TAMPA, Fla. – The Maine Republican Party’s disunity at the Republican National Convention appears to have taken a toll on a tradition among delegations at political conventions: the partying.

Delegations from most states — including Maine, in past years — eat together, travel together to and from the same hotel, and attend workshops and speeches together.

“That didn’t happen because of the split” between Maine’s supporters of Ron Paul and supporters of Mitt Romney, said Charlie Webster, chairman of the Maine Republican Party and a delegate from Maine.

Typically, when an evening’s stump speeches are over, many delegation members find a place to unwind together. But with Maine’s delegation effectively split into two increasingly distant and distrusting factions, partying as a party apparently became less appealing.

That’s not to say dozens of Mainers passed up Tampa’s booming nightspots to go watch the television pundits hash, re-hash and re-re-rehash what they just watched in person.

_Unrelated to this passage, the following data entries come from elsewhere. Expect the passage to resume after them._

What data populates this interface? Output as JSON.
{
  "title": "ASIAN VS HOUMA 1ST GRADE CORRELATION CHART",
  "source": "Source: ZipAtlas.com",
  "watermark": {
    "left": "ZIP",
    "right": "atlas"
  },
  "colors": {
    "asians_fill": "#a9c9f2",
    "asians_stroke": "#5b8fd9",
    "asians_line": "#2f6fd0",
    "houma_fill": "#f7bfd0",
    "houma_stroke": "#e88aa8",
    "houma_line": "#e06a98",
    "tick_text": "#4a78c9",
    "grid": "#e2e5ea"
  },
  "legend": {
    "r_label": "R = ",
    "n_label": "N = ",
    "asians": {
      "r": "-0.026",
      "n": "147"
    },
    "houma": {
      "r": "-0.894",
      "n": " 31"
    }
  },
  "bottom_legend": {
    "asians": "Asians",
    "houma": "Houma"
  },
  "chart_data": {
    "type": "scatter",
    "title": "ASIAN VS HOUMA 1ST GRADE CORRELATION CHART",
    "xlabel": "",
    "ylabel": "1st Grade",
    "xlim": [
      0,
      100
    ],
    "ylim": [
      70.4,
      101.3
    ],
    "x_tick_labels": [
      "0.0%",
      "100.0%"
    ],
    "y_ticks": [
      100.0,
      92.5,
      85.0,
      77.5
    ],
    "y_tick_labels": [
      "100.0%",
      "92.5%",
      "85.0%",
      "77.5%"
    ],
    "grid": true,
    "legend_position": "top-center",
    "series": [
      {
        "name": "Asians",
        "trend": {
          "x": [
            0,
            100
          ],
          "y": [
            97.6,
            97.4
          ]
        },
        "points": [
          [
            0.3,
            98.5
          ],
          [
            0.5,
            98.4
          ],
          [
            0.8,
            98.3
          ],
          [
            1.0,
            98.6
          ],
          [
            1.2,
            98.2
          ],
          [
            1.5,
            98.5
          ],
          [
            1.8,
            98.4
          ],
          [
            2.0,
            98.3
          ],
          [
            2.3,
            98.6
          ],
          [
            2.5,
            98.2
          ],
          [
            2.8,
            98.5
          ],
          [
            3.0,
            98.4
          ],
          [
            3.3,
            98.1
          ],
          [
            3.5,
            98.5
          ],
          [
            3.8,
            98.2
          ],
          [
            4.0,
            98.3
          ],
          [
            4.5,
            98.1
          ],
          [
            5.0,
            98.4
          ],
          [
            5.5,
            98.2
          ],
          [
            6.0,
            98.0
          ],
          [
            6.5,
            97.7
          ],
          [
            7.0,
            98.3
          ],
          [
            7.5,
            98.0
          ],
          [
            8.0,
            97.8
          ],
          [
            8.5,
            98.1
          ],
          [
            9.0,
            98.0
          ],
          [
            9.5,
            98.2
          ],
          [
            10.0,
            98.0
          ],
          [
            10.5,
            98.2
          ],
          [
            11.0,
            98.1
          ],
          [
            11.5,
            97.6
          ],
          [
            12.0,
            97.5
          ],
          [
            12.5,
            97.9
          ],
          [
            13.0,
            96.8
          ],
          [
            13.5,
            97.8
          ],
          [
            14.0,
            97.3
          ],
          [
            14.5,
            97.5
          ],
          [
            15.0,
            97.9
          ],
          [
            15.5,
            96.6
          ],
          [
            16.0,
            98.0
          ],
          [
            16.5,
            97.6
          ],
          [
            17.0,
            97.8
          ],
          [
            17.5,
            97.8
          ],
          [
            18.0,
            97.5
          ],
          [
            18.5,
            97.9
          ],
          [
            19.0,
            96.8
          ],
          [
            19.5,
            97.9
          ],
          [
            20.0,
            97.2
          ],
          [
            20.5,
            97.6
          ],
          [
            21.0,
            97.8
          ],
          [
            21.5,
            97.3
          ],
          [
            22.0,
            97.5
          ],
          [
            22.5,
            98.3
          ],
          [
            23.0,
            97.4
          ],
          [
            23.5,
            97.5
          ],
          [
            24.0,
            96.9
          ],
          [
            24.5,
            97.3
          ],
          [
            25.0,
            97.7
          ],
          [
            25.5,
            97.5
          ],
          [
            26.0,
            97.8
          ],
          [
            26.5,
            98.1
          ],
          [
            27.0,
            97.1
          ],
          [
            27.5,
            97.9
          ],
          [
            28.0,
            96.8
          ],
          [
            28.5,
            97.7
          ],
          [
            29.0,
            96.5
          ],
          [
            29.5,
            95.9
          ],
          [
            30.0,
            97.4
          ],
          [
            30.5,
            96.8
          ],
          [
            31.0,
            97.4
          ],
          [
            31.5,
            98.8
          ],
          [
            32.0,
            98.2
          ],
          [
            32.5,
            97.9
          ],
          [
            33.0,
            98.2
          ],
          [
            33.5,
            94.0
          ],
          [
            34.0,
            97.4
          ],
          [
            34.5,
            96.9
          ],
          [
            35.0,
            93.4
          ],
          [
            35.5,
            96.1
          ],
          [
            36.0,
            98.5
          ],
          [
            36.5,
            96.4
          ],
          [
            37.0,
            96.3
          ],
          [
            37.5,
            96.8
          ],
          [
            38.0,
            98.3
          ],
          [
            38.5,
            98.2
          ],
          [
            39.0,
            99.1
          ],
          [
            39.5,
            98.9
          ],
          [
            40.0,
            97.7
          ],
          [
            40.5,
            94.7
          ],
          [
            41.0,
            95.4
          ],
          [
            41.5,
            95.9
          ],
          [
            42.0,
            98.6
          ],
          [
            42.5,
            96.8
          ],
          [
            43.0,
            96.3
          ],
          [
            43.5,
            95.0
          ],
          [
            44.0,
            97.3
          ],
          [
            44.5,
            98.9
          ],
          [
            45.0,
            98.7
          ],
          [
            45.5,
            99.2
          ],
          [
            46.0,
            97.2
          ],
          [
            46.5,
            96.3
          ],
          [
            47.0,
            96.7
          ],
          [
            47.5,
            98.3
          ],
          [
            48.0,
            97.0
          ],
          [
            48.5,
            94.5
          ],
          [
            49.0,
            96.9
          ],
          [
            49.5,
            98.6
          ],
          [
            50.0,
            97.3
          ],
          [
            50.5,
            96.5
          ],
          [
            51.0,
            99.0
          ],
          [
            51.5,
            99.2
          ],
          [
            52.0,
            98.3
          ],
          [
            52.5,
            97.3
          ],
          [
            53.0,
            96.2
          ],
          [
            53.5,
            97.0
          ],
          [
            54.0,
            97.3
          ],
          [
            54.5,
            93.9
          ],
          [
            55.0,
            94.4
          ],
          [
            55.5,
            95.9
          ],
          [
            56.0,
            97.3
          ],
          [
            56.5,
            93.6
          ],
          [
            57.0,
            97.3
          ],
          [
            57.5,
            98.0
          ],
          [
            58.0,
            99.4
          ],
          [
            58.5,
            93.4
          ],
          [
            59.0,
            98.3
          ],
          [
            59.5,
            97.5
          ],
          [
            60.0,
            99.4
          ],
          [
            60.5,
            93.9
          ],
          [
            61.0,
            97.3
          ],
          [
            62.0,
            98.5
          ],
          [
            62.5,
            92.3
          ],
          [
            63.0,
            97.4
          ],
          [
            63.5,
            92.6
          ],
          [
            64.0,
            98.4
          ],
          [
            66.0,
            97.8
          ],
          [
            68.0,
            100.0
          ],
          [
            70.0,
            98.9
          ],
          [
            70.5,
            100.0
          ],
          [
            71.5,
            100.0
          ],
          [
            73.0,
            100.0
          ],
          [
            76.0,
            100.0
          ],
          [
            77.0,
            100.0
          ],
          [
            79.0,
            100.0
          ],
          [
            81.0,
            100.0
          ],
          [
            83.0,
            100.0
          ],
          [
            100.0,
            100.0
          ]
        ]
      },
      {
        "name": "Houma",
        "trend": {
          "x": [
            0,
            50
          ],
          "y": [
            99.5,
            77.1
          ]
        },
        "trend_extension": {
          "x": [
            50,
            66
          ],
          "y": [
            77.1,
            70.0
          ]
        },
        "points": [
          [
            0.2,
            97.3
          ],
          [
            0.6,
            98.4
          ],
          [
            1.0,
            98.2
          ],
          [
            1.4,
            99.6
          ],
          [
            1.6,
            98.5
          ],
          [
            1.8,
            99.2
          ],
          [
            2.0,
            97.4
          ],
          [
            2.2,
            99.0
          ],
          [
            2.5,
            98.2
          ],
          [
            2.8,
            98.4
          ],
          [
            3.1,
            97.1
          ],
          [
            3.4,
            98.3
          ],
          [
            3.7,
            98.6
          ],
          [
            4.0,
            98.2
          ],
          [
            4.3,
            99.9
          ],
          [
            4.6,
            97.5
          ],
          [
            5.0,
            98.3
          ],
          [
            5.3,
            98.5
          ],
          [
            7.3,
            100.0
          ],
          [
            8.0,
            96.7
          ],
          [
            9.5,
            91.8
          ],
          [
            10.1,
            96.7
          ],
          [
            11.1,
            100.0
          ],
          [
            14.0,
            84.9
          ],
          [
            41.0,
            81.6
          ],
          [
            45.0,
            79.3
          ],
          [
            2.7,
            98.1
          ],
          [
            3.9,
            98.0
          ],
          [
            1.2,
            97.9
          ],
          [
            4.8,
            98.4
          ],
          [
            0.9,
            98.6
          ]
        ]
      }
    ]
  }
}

The younger lot who comprised much of Paul’s contingent from Maine favored two bars, a waterfront tavern called Whiskey Joe’s and an Irish pub called Four Green Fields, according to delegates and alternates.

They were often joined by libertarian-leaning “Paulites” from other states, especially Texas, whose delegates and alternates helped focus national attention on Maine’s fight over displaced Paul delegates.

A group of Romney delegates found a Greek restaurant off the beaten path where they could eat and talk until 1 or 2 a.m., said Hayes Gahagan, an Aroostook County resident who has attended more than a few GOP national conventions.

Gahagan was among the delegates and alternates who were added to Maine’s slate of official attendees less than a week before the convention, after national party officials stripped Paul supporters of their status, citing a faulty delegate-selection process.

Although Tropical Storm Isaac largely missed Tampa, all of the wind and rain thwarted some Mainers’ plans to do touristy things. Several of the Paul delegates, for example, had to scratch plans to catch some of Florida’s famed saltwater sport fish.

Maine’s delegation members didn’t let their internal strife stop the other major purpose of political conventions: networking. They just did it in different circles.

Sen. Garrett Mason, R-Lisbon Falls, got to see big-name politicians while walking around the massive Tampa Bay Times Forum, and met one-time presidential contender Herman Cain.

“Everyone in the conservative movement is in that building,” Mason said.

For Rep. Aaron Libby, who represents the Waterboro area in the Maine House, Sunday’s 5½-hour speechathon and pep rally for Paul backers was his highlight.

“The most enjoyable thing for me was the rally at the Sun Dome and seeing 10,000 (Paul) supporters,” Libby said.

Webster hit the VIP room and after-hours functions reserved for the Republican National Committee, of which he is a member as state chairman.

“You build a relationship with this large family of 168 people,” said Webster, who estimated he talked to one-third of the RNC’s members.

While modern national political conventions are intended as unity parties for the faithful, members of Maine’s GOP family are headed home in a mood that may sound familiar to many survivors of extended family vacations: barely on speaking terms.